Despite the explosive growth in the sector, the development of services has been uneven, the organization noted.
“Property management in coastal cities is generally better than in here,” said Ding Yu, a construction consultant in Lu’an city, Anhui province.
He said that most property management companies in Lu’an operate on a smaller scale and hardly carry out management responsibilities. “They are almost invisible, except when they collect administration fees every month”, said Ding.
Property management demands well-trained staff and sufficient manpower to maintain quality and efficiency. It means a significant investment in staff and staff training, he said. He thinks the property management companies in small cities lack a sustainable economic model. They are trying to survive by keeping costs low. There is no motivation for them to hire more staff and have them properly trained.
Statistics of China Property Management Institute also show that the industry is far from becoming integrated. The top 100 enterprises in the sector account for about 30 percent of total revenues or areas managed.

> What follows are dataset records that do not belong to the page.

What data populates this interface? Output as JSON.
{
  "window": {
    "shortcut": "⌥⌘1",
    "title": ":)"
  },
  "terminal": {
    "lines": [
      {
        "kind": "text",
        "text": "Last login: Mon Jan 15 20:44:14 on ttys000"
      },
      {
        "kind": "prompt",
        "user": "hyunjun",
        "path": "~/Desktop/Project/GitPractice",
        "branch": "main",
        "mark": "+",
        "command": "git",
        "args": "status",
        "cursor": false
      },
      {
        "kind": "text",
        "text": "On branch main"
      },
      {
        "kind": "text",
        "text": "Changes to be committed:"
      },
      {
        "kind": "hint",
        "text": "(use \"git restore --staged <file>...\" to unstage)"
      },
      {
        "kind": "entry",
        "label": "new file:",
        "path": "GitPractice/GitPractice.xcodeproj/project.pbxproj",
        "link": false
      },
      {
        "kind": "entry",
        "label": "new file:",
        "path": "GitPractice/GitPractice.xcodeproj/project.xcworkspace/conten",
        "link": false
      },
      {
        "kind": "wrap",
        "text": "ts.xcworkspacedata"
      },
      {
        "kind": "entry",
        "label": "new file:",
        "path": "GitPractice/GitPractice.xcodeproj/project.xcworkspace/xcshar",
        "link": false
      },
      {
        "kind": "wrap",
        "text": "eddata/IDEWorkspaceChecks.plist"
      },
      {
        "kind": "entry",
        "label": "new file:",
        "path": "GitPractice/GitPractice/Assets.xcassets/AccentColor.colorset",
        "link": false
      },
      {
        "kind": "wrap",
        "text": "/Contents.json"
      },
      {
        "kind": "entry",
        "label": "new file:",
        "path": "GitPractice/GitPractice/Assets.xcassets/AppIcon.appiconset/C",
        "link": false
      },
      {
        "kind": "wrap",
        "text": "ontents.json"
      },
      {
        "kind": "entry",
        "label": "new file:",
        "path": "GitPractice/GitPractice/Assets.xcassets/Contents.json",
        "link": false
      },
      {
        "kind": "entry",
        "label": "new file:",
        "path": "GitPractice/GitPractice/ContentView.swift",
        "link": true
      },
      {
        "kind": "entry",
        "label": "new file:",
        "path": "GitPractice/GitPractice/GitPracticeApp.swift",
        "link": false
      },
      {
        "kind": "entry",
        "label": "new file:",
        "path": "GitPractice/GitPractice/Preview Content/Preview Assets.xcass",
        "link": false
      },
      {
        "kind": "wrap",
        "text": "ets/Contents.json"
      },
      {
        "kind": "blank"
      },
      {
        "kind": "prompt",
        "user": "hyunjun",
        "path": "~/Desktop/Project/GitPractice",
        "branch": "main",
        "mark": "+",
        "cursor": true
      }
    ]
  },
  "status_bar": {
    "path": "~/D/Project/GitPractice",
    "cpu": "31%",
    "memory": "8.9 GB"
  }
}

Changes are underway. Shen Jianzhong, president of the industry association, wrote in an article published by the organization that in the near future, quality of services will be the key factor determining whether property management companies thrive or fail.
To map out the progression of the industry, Shen said in the article that property management companies ballooned “from zero to many” through the early decades. As services quality becomes a priority, Shen wrote, there will be a shakeout, meaning the industry will go from “many to fewer” players.
Professor Hui from PolyU sees a similar trend in the mainland’s property management industry. “The market appetite for high quality management to match high-end estates is increasing,” he said. He believes the booming high-end property management market on the mainland is where Hong Kong companies and professionals will find their niche.
Tong sees opportunities on the mainland for Hong Kong young people to climb the career ladder. He notes that the Guangdong-Hong Kong-Macao Greater Bay Area should be fertile ground for young people aspiring to join the industry.
The Bay Area aims to become the world’s foremost bay area and city cluster, topping the world in hightech and industrial development and international trade. Tong said he is certain that property management is bound to play an important role in the development of the Bay Area’s 11 member cities, as they modernize and pursue a sustainable development strategy to improve people’s standards of living.
Hui said there will be at least three approaches to reshape the industry in the Bay Area.
From the monetary perspective, more and more property companies from the mainland will raise capital in Hong Kong’s financial market. With sufficient capital, they will expand, establishing scalability and better cost-effectiveness. Market competition will also expand to cover not only prices, but also consumer awareness and reputation of the companies, Hui said.
From the government’s aspect, Hui says cross-boundary communication and collaborations are likely to concentrate on removing institutional obstacles. He mentioned mutual recognition of related occupational qualifications or certificates, as one example.
Hong Kong’s universities could play a role, too.
“In cooperation with partner entities in the Bay Area and beyond, we could provide training in short-term courses or even degree programs in property management,” he said.
As the industry gets more professional training for its staff, more capital and more policy support, Hui hopes the property management industry will embrace its new era and bring improved management and quality services in the future.